Top, PII Sabet PPP Agency of the Year 2019 di Asia

Klik untuk perbesar
Direktur Utama PT PII Armand Hermawan (kiri) saat menerima pengharagaan PPP Agency of the Year 2019 di Asia dalam acara The Asset Triple A Asia Infrastructure Awards 2019, di Singapura. (Foto: Humas PII)

RMco.id  Rakyat Merdeka - PT Penjaminan Infrastruktur Indonesia (PT PII), salah satu Special Mission Vehicles (SMV) Kementerian Keuangan RI, menerima penghargaan Asia Infrastructure Award sebagai “PPP Agency of the Year 2019”pada kategori Institution Award, dari The Asset, salah satu perusahaan multi-media terintegrasi yang berfokus pada industri keuangan di Asia.

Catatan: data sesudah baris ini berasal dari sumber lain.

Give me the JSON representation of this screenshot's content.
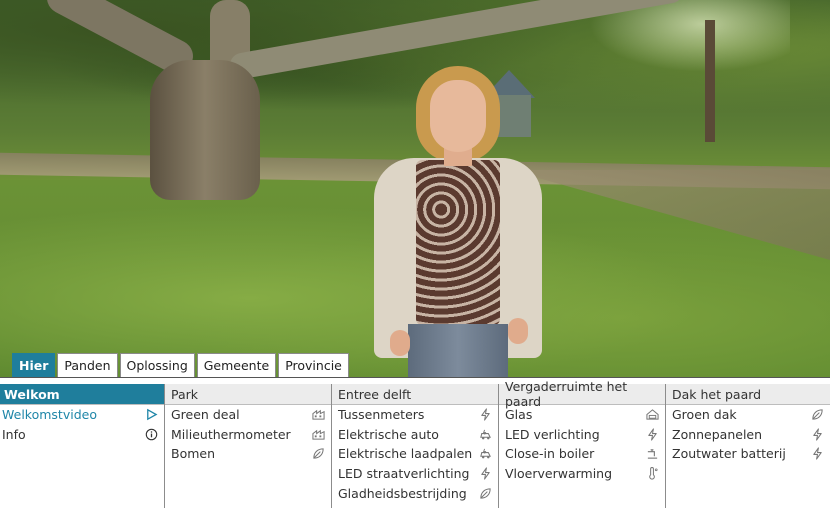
{
  "tabs": [
    {
      "label": "Hier",
      "active": true
    },
    {
      "label": "Panden",
      "active": false
    },
    {
      "label": "Oplossing",
      "active": false
    },
    {
      "label": "Gemeente",
      "active": false
    },
    {
      "label": "Provincie",
      "active": false
    }
  ],
  "columns": [
    {
      "header": "Welkom",
      "active": true,
      "items": [
        {
          "label": "Welkomstvideo",
          "icon": "play-icon",
          "selected": true
        },
        {
          "label": "Info",
          "icon": "info-icon",
          "selected": false
        }
      ]
    },
    {
      "header": "Park",
      "items": [
        {
          "label": "Green deal",
          "icon": "building-icon"
        },
        {
          "label": "Milieuthermometer",
          "icon": "building-icon"
        },
        {
          "label": "Bomen",
          "icon": "leaf-icon"
        }
      ]
    },
    {
      "header": "Entree delft",
      "items": [
        {
          "label": "Tussenmeters",
          "icon": "lightning-icon"
        },
        {
          "label": "Elektrische auto",
          "icon": "car-icon"
        },
        {
          "label": "Elektrische laadpalen",
          "icon": "car-icon"
        },
        {
          "label": "LED straatverlichting",
          "icon": "lightning-icon"
        },
        {
          "label": "Gladheidsbestrijding",
          "icon": "leaf-icon"
        }
      ]
    },
    {
      "header": "Vergaderruimte het paard",
      "items": [
        {
          "label": "Glas",
          "icon": "house-icon"
        },
        {
          "label": "LED verlichting",
          "icon": "lightning-icon"
        },
        {
          "label": "Close-in boiler",
          "icon": "tap-icon"
        },
        {
          "label": "Vloerverwarming",
          "icon": "thermometer-icon"
        }
      ]
    },
    {
      "header": "Dak het paard",
      "items": [
        {
          "label": "Groen dak",
          "icon": "leaf-icon"
        },
        {
          "label": "Zonnepanelen",
          "icon": "lightning-icon"
        },
        {
          "label": "Zoutwater batterij",
          "icon": "lightning-icon"
        }
      ]
    }
  ],
  "colors": {
    "accent": "#1f7e9c",
    "link": "#1f86a8"
  }
}
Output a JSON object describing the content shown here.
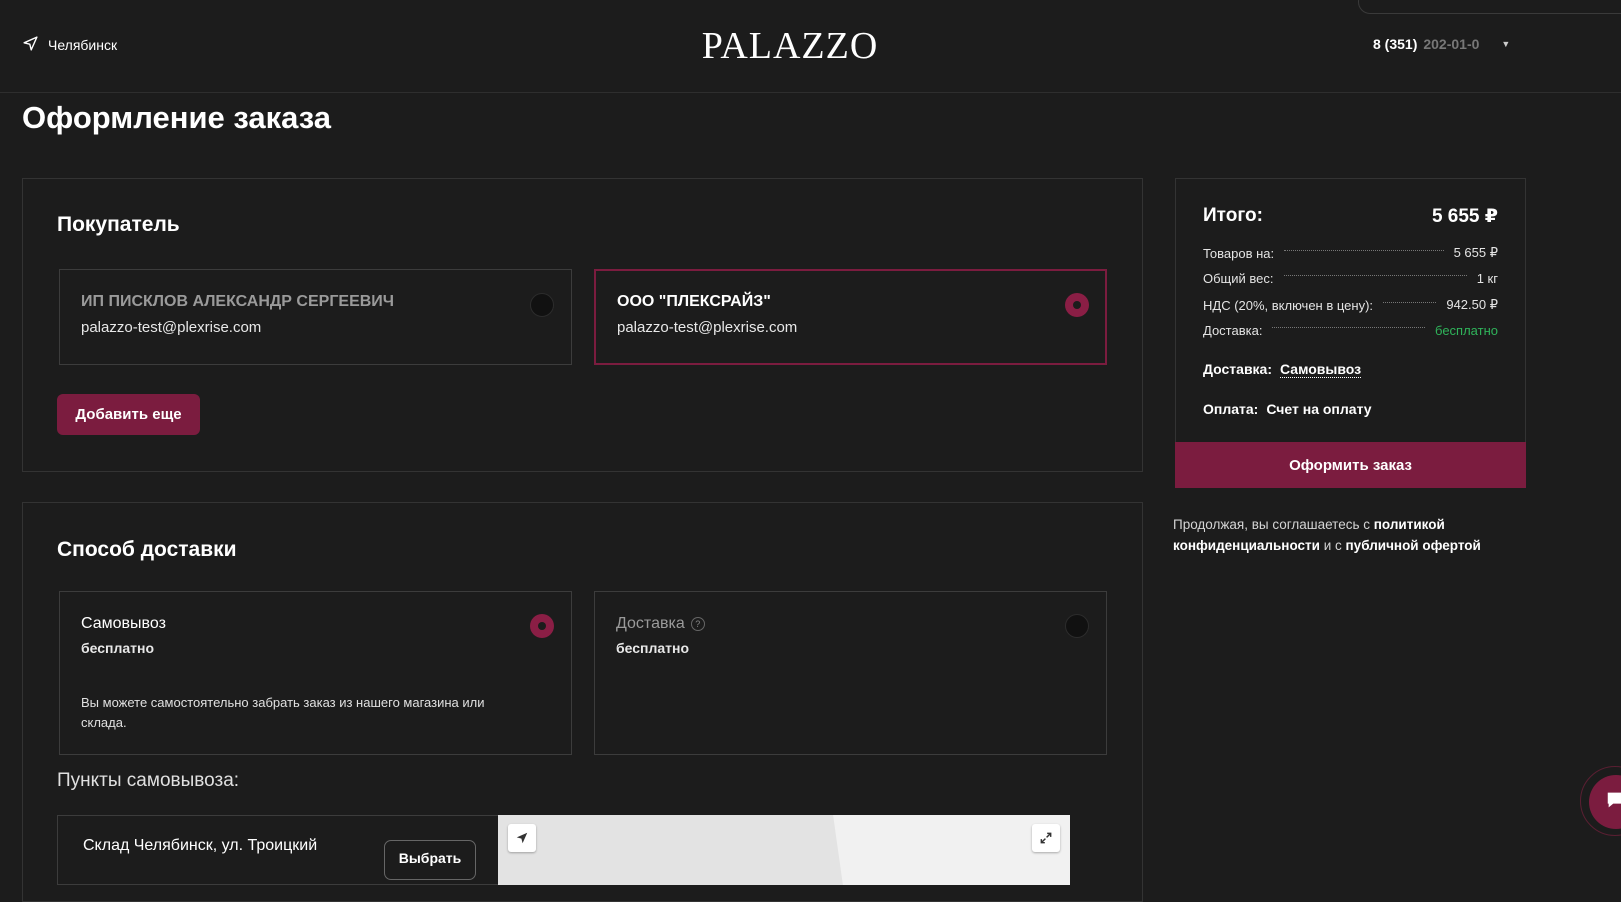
{
  "header": {
    "city": "Челябинск",
    "logo": "PALAZZO",
    "phone_main": "8 (351)",
    "phone_rest": "202-01-0"
  },
  "page": {
    "title": "Оформление заказа"
  },
  "buyer": {
    "title": "Покупатель",
    "options": [
      {
        "name": "ИП ПИСКЛОВ АЛЕКСАНДР СЕРГЕЕВИЧ",
        "email": "palazzo-test@plexrise.com",
        "selected": false
      },
      {
        "name": "ООО \"ПЛЕКСРАЙЗ\"",
        "email": "palazzo-test@plexrise.com",
        "selected": true
      }
    ],
    "add_label": "Добавить еще"
  },
  "delivery": {
    "title": "Способ доставки",
    "options": [
      {
        "name": "Самовывоз",
        "price": "бесплатно",
        "description": "Вы можете самостоятельно забрать заказ из нашего магазина или склада.",
        "selected": true
      },
      {
        "name": "Доставка",
        "price": "бесплатно",
        "help": "?",
        "selected": false
      }
    ],
    "pickup_title": "Пункты самовывоза:",
    "pickup_point": "Склад Челябинск, ул. Троицкий",
    "choose_label": "Выбрать"
  },
  "summary": {
    "total_label": "Итого:",
    "total_value": "5 655 ₽",
    "rows": [
      {
        "label": "Товаров на:",
        "value": "5 655 ₽"
      },
      {
        "label": "Общий вес:",
        "value": "1 кг"
      },
      {
        "label": "НДС (20%, включен в цену):",
        "value": "942.50 ₽"
      },
      {
        "label": "Доставка:",
        "value": "бесплатно"
      }
    ],
    "delivery_label": "Доставка:",
    "delivery_value": "Самовывоз",
    "payment_label": "Оплата:",
    "payment_value": "Счет на оплату",
    "order_label": "Оформить заказ",
    "agree_text_1": "Продолжая, вы соглашаетесь с",
    "agree_link_1": "политикой конфиденциальности",
    "agree_text_2": "и с",
    "agree_link_2": "публичной офертой"
  },
  "colors": {
    "accent": "#7b1c3f",
    "background": "#1c1c1c",
    "success": "#2fb35a"
  }
}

Berita Terkait : PII SabetĀ TOP Governance, Risk & Compliance (GRC) 2019


Penghargaan ini memperkuat posisi PT PII sebagai satu-satunya single window policy Penjaminan Pemerintah dalam skema Kerja sama Pemerintah dengan Badan Usaha (KPBU)/Public Private Partnership (PPP) di kawasan Asia. Pencapaian ini juga diharapkan dapat meningkatkan kepercayaan investor dan lenders dalam berinvestasi dan membiayai proyek infrastruktur nasional. Hal tersebut disampaikan Direktur Utama PT PII Armand Hermawan saat menerima pengharagaan tersebut dalam acara “The Asset Triple A Asia Infrastructure Awards 2019” di Singapura.
 
“Pencapaian ini tidak terlepas dari usaha seluruh jajaran PT PII, serta dukungan yang sangat berarti dari Kementerian Keuangan sebagai pemegang saham beserta seluruh pemangku kepentingan. Pencapaian ini memberikan semangat bagi PT PII untuk dapat terus menjalankan tanggung jawab dengan sebaik-baiknya, dan melanjutkan kontribusi dalam mendorong percepatan pembangunan infrastruktur di Indonesia” tutur Armand.

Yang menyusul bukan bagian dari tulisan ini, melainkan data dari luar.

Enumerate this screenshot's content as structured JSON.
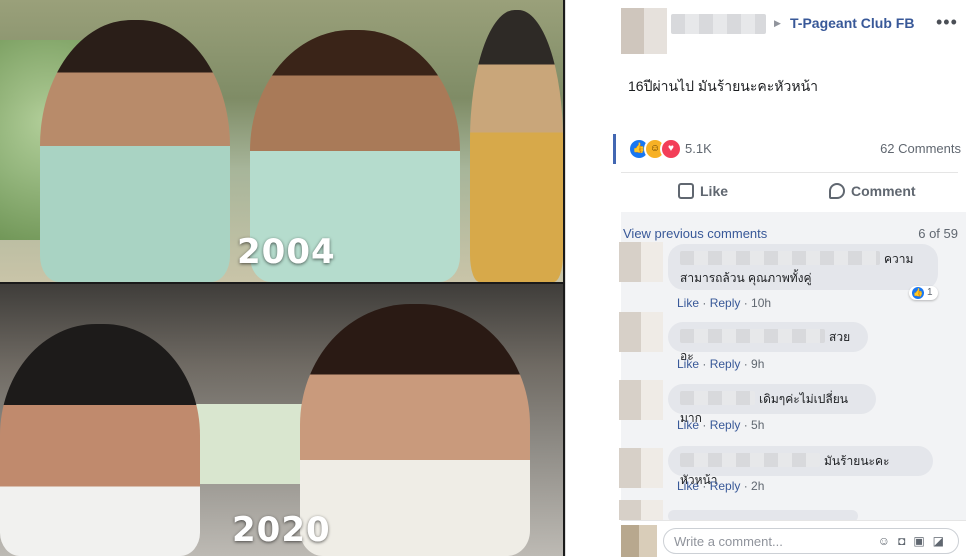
{
  "photo": {
    "top_year": "2004",
    "bottom_year": "2020"
  },
  "post": {
    "page_name": "T-Pageant Club FB",
    "more_icon": "more-options-icon",
    "caption": "16ปีผ่านไป มันร้ายนะคะหัวหน้า",
    "reaction_count": "5.1K",
    "comment_count": "62 Comments",
    "reactions": [
      "like",
      "haha",
      "love"
    ]
  },
  "actions": {
    "like_label": "Like",
    "comment_label": "Comment"
  },
  "thread": {
    "view_previous": "View previous comments",
    "position": "6 of 59",
    "comments": [
      {
        "text_line1": "ความ",
        "text_line2": "สามารถล้วน คุณภาพทั้งคู่",
        "like": "Like",
        "reply": "Reply",
        "time": "10h",
        "likes": "1"
      },
      {
        "text_line1": "สวยอะ",
        "like": "Like",
        "reply": "Reply",
        "time": "9h"
      },
      {
        "text_line1": "เดิมๆค่ะไม่เปลี่ยนมาก",
        "like": "Like",
        "reply": "Reply",
        "time": "5h"
      },
      {
        "text_line1": "มันร้ายนะคะหัวหน้า",
        "like": "Like",
        "reply": "Reply",
        "time": "2h"
      }
    ]
  },
  "composer": {
    "placeholder": "Write a comment..."
  }
}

Berita Terkait : BRI Sabet 2 Penghargaan sebagai Bank Persero Terbaik dan CEO of The Year 2019

Indonesia telah sukses mengembangkan skema PPP sebagai inovasi pembiayaan infrastruktur yang telah diterima oleh pasar dengan diberikannya penjaminan untuk 22 proyek berskema PPP pada sektor Jalan Tol, Transportasi, Air Minum, Kelistrikan dan Telekomunikasi.
 
Pada kesempatan terpisah, Menteri Keuangan Sri Mulyani Indrawati menyampaikan apresiasinya kepada PT PII atas diraihnya penghargaan ini. “Penghargaan ini merupakan pengakuan dunia internasional terhadap kontribusi PT PII. Melalui penjaminan dan inisiatif strategis PT PII,  skema KPBU dapat diimplementasikan oleh Pemerintah selaku  Penanggung Jawab Proyek Kerjasama (PJPK) dan diterima baik oleh investor. Kementerian Keuangan mendorong KPBU sebagai skema alternatif pembiayaan infrastruktur nasional. Melalui Special Mission Vehicle (SMV) seperti PT PII, kesenjangan pembiayaan infrastruktur dalam APBN dapat diatasi,” kata Sri Mulyani.
 
Sri Mulyani juga menjelaskan pentingnya peran dan mandat PT PII dalam membantu PJPK untuk penyiapan dan transaksi proyek (Project Development Facility/PDF) terutama dalam memastikan proyek disiapkan secara baik dan tepat sehingga dapat diterima oleh pasar. Partisipasi PT PII didalam Kantor Bersama KPBU (PPP Office) bersama institusi terkait merupakan bentuk kolaborasi aktif menjawab hal yang menjadi perhatian PJPK dan investor dalam proyek.  
 
Acara “The Asset Triple A Asia Infrastructure Awards 2019” dilaksanakan dalam rangkaian kegiatan panel diskusi “The 4th Asia Infrastructure Finance Leaders Dialogue”. Direktur Utama PT PII menjadi narasumber pada salah satu sesi panel bertema “Infrastructure Projects in Asia : Looking Back and Looking Ahead” dengan moderator Managing Editor The Asset. Audiens dalam diskusi tersebut antara lain lembaga perbankan dan perusahaan investasi bertaraf internasional.
 
Sebelumnya, PT PII juga telah menerima sejumlah penghargaan yaitu “The Best State Owned Company 2018” dari Majalah SWA, “The Best Risk Asian Award 2018” dari Asian Risk CMR dan “The Trusted Company 2018” dari Corporate Governance Perception Index. [MRA]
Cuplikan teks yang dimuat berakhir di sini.